第1巻 第24章 — 中級悪魔(ミッドレベル・デーモン)
エマとデイヴィッドの前に、激怒した悪魔が立ちはだかっていた。
その黒ずんだ肉体には無数の深い傷が刻まれ、滴る血が地面に落ちるたび、じゅうっと音を立てて煙を上げた。

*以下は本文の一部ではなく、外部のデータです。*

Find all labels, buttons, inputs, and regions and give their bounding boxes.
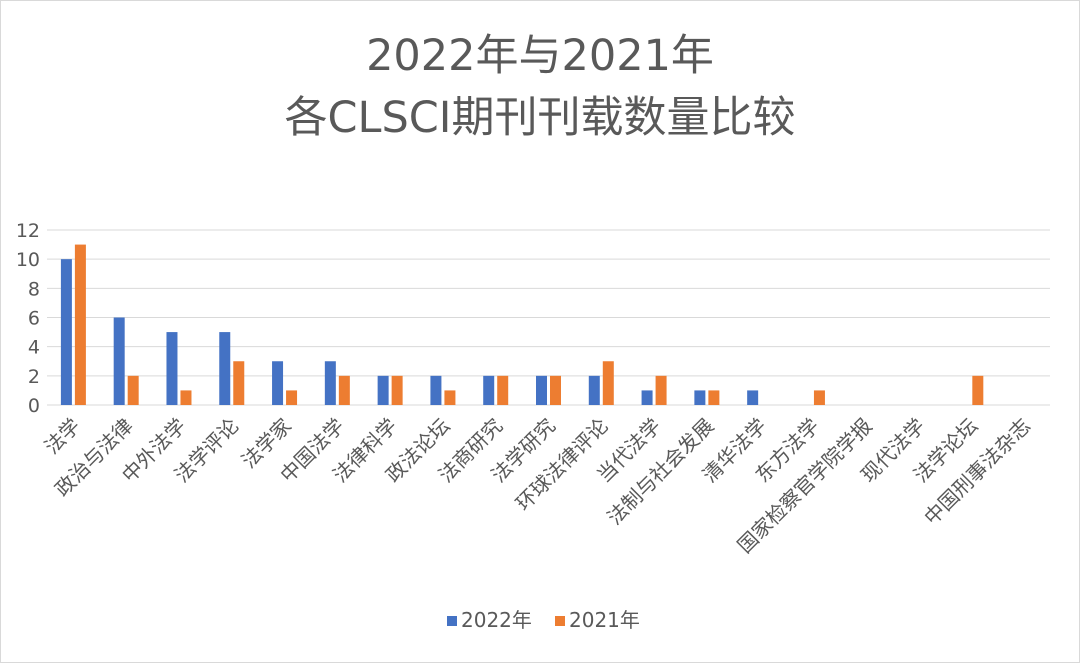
y-tick-label: 4 bbox=[28, 337, 40, 359]
bar-series-1 bbox=[536, 375, 547, 405]
bar-series-2 bbox=[338, 375, 350, 405]
bar-series-2 bbox=[233, 361, 245, 405]
y-axis-tick-labels: 0 2 4 6 8 10 12 bbox=[16, 220, 40, 417]
y-tick-label: 2 bbox=[28, 366, 40, 388]
bar-series-1 bbox=[694, 390, 706, 405]
bar-series-1 bbox=[641, 390, 653, 405]
bar-series-1 bbox=[483, 375, 495, 405]
bar-series-2 bbox=[74, 244, 86, 405]
bar-series-1 bbox=[588, 375, 600, 405]
y-tick-label: 8 bbox=[28, 278, 40, 300]
y-tick-label: 6 bbox=[28, 308, 40, 330]
legend-label: 2021年 bbox=[569, 608, 640, 632]
bar-series-2 bbox=[286, 390, 298, 405]
chart-title-line-1: 2022年与2021年 bbox=[366, 31, 714, 81]
legend-swatch bbox=[447, 616, 457, 626]
bar-series-1 bbox=[113, 317, 125, 405]
bar-series-1 bbox=[377, 375, 389, 405]
bars bbox=[60, 244, 984, 405]
bar-series-2 bbox=[602, 361, 614, 405]
bar-series-2 bbox=[655, 375, 667, 405]
chart-title-line-2: 各CLSCI期刊刊载数量比较 bbox=[285, 93, 796, 143]
y-tick-label: 0 bbox=[28, 395, 40, 417]
y-tick-label: 10 bbox=[16, 249, 40, 271]
bar-series-1 bbox=[430, 375, 442, 405]
x-axis-category-labels: 法学政治与法律中外法学法学评论法学家中国法学法律科学政法论坛法商研究法学研究环球… bbox=[40, 414, 1035, 558]
bar-series-1 bbox=[166, 332, 178, 405]
legend: 2022年 2021年 bbox=[447, 608, 640, 632]
bar-series-2 bbox=[497, 375, 509, 405]
bar-series-1 bbox=[60, 259, 72, 405]
y-tick-label: 12 bbox=[16, 220, 40, 242]
bar-series-1 bbox=[747, 390, 759, 405]
bar-series-2 bbox=[444, 390, 456, 405]
bar-series-1 bbox=[219, 332, 231, 405]
bar-series-2 bbox=[813, 390, 825, 405]
bar-series-1 bbox=[272, 361, 284, 405]
bar-series-2 bbox=[972, 375, 984, 405]
bar-series-2 bbox=[550, 375, 561, 405]
legend-label: 2022年 bbox=[461, 608, 532, 632]
chart-title: 2022年与2021年 各CLSCI期刊刊载数量比较 bbox=[285, 31, 796, 143]
bar-series-2 bbox=[127, 375, 139, 405]
gridlines bbox=[47, 229, 1050, 406]
x-category-label: 法学 bbox=[40, 414, 85, 459]
legend-swatch bbox=[555, 616, 565, 626]
bar-series-2 bbox=[180, 390, 192, 405]
bar-series-2 bbox=[708, 390, 720, 405]
bar-series-1 bbox=[324, 361, 336, 405]
bar-series-2 bbox=[391, 375, 403, 405]
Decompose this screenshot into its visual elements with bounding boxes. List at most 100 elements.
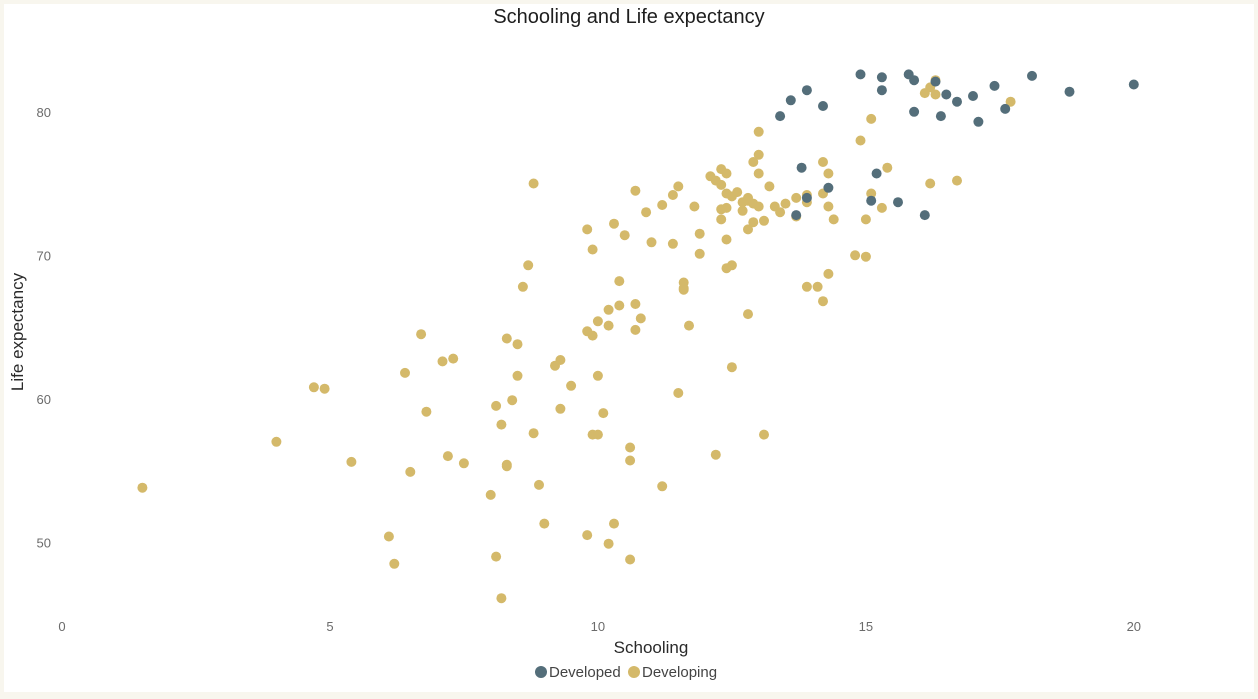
data-point[interactable] [748,157,759,167]
data-point[interactable] [764,181,775,192]
data-point[interactable] [1000,103,1011,114]
data-point[interactable] [952,175,962,186]
data-point[interactable] [635,313,646,324]
data-point[interactable] [684,320,694,331]
data-point[interactable] [592,429,603,440]
data-point[interactable] [743,309,753,320]
data-point[interactable] [753,149,764,160]
data-point[interactable] [973,116,984,127]
data-point[interactable] [1128,79,1139,90]
data-point[interactable] [689,201,700,212]
data-point[interactable] [539,518,550,529]
data-point[interactable] [416,329,427,340]
data-point[interactable] [882,162,893,173]
data-point[interactable] [780,198,791,209]
data-point[interactable] [860,251,871,262]
data-point[interactable] [791,210,802,221]
data-point[interactable] [866,195,877,206]
data-point[interactable] [721,234,732,245]
data-point[interactable] [534,479,544,490]
data-point[interactable] [496,419,507,430]
data-point[interactable] [871,168,882,179]
data-point[interactable] [485,489,496,500]
data-point[interactable] [855,69,866,80]
data-point[interactable] [941,89,952,100]
data-point[interactable] [801,85,812,96]
data-point[interactable] [930,89,941,100]
data-point[interactable] [319,383,330,394]
data-point[interactable] [678,277,689,288]
data-point[interactable] [935,111,946,122]
data-point[interactable] [753,168,764,179]
data-point[interactable] [448,353,459,364]
data-point[interactable] [405,466,416,477]
data-point[interactable] [657,200,668,210]
data-point[interactable] [726,362,737,373]
data-point[interactable] [919,210,930,221]
data-point[interactable] [823,182,834,193]
data-point[interactable] [517,281,528,292]
data-point[interactable] [528,428,539,439]
data-point[interactable] [909,75,920,86]
data-point[interactable] [491,400,502,411]
data-point[interactable] [566,380,577,391]
data-point[interactable] [1027,70,1037,81]
data-point[interactable] [876,85,887,96]
data-point[interactable] [555,355,566,365]
data-point[interactable] [271,436,282,447]
data-point[interactable] [818,157,828,167]
data-point[interactable] [876,72,887,83]
data-point[interactable] [716,214,727,225]
data-point[interactable] [587,330,598,341]
data-point[interactable] [748,217,759,228]
data-point[interactable] [1005,96,1016,107]
data-point[interactable] [592,316,603,327]
data-point[interactable] [598,408,609,419]
data-point[interactable] [737,205,748,216]
data-point[interactable] [925,178,936,189]
data-point[interactable] [866,113,877,124]
data-point[interactable] [421,406,432,417]
data-point[interactable] [555,403,566,414]
data-point[interactable] [614,276,625,287]
data-point[interactable] [501,333,512,344]
data-point[interactable] [796,162,807,173]
data-point[interactable] [582,530,593,541]
data-point[interactable] [823,268,834,279]
data-point[interactable] [609,218,619,229]
legend-item-developed[interactable]: Developed [535,664,621,681]
data-point[interactable] [619,230,630,241]
data-point[interactable] [512,370,523,381]
data-point[interactable] [630,299,641,309]
legend-item-developing[interactable]: Developing [628,664,717,681]
data-point[interactable] [512,339,523,350]
data-point[interactable] [801,281,812,292]
data-point[interactable] [855,135,866,146]
data-point[interactable] [523,260,534,271]
data-point[interactable] [587,244,598,255]
data-point[interactable] [383,531,394,542]
data-point[interactable] [876,202,887,213]
data-point[interactable] [609,518,619,529]
data-point[interactable] [603,304,614,315]
data-point[interactable] [501,461,512,472]
data-point[interactable] [507,395,518,406]
data-point[interactable] [726,260,737,271]
data-point[interactable] [753,201,764,212]
data-point[interactable] [667,190,678,200]
data-point[interactable] [308,382,319,393]
data-point[interactable] [823,201,834,212]
data-point[interactable] [759,429,769,440]
data-point[interactable] [791,192,802,203]
data-point[interactable] [582,224,593,235]
data-point[interactable] [346,456,357,467]
data-point[interactable] [673,388,684,398]
data-point[interactable] [694,228,705,239]
data-point[interactable] [625,442,636,453]
data-point[interactable] [491,551,502,562]
data-point[interactable] [437,356,448,367]
data-point[interactable] [759,215,769,226]
data-point[interactable] [732,187,743,198]
data-point[interactable] [812,281,823,292]
legend[interactable]: Developed Developing [535,664,717,681]
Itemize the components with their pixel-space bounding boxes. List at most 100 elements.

森の上空には重たい雲が垂れこめ、昼であるはずの空が夜のように暗く染まっていく。
一滴の雨がデイヴィッドの頬を伝い落ち、やがて天が裂けた。
豪雨が降り注ぎ、巨大な木々の葉を激しく叩きつけ、森は轟音と共に嵐へと変わった。
悪魔は待たなかった。咆哮をあげ、エマへと突進する。
その速さは目にも止まらぬものだったが、エマは身を翻し、辛うじて避ける。
大木の幹に爪が深く突き刺さり、木肌が裂けた。
次の瞬間、デイヴィッドの姿がその横に現れる。
影のように動き、悪魔の攻撃を受け流し、剣を一閃。
刃が悪魔の腕を裂き、血飛沫が雨と混ざって霧のように舞った。
「グアアァァッ!」
獣のような悲鳴が森を震わせる。
怒り狂った悪魔は尾を振り回し、デイヴィッドへ襲いかかる。
しかし、彼はすでにその動きを読んでいた。
雨が彼の輪郭をぼかし、その身はまるで水そのもののように滑る。
エマは黄金の剣を抜き放ち、跳躍する。
横一線の斬撃が稲妻のように閃き、悪魔の前脚を切り裂く。
だが、完全に切り落とすには力が足りなかった。
尾がうなりを上げて彼女へ迫る。
剣が幹に食い込み、抜けない。避ける時間もない。
「動けない……!」
その刹那、闇の中からデイヴィッドが飛び出した。
剣が閃き、尾の軌道を受け止める。
「……クソッ、すげぇ力だ。防いでるんじゃない、流してる…!」
歯を食いしばり、彼は力の流れを逸らす。
エマが剣を抜く隙を作り、片腕で彼女を押し退けた。
「どうやって……?」
「問題ない」
エマの頬を伝うのは雨だけではなかった。
赤い線がこめかみを流れ落ちる。
悪魔の息は荒く、動きは徐々に乱れていく。
「消耗させるんだ」
デイヴィッドの声は低く冷たい。
エマは静かにうなずき、剣を構える。
二人は同時に動いた。
互いの斬撃が交錯し、悪魔を追い詰めていく。
森は雷鳴に震え、稲光が血に染まる地を照らした。
次の瞬間、エマの剣が悪魔の腕を完全に断ち切る。
悲鳴が空を裂き、悪魔は狂ったように突進。
彼女は剣で受け止めたが、衝撃で身体が吹き飛ばされた。
「チッ……!」
デイヴィッドが舌打ちする。
尾が彼を襲う。滑る地面を転がり、すれすれで回避し、そのまま跳び上がる。
「痛みは嫌いだ……だが、感じなきゃ失う」
そう呟くと、彼は左目の布を引き裂いた。
次の瞬間、視界が変わる。
悪魔の全ての動きが、呼吸が、存在が、鮮明に見える。
「見える……全部だ」
怒号を上げ、悪魔が再び突進する。
だがデイヴィッドは、まるで未来を読んでいるかのように動いた。
その動きは冷酷で、淀みがない。
悪魔の攻撃は空を切り、次第に鈍くなる。
「終わりだ」
彼は一息で跳躍し、首筋を切り裂いた。
鈍い音が響き、悪魔の頭が宙を舞う。
血が雨と混じり、大地を染める。
エマが駆け寄る。
倒れた悪魔を見つめ、胸に安堵の表情が浮かんだ。
(彼……また強くなった)
デイヴィッドの前に立ち、静かに言う。
「おめでとう。これがあなたの核よ」
「……本当に?」
「ええ。でも、もう一つ必要ね」
デイヴィッドの顔に影が差す。
彼は知っていた。
この先の道が、さらに過酷であることを。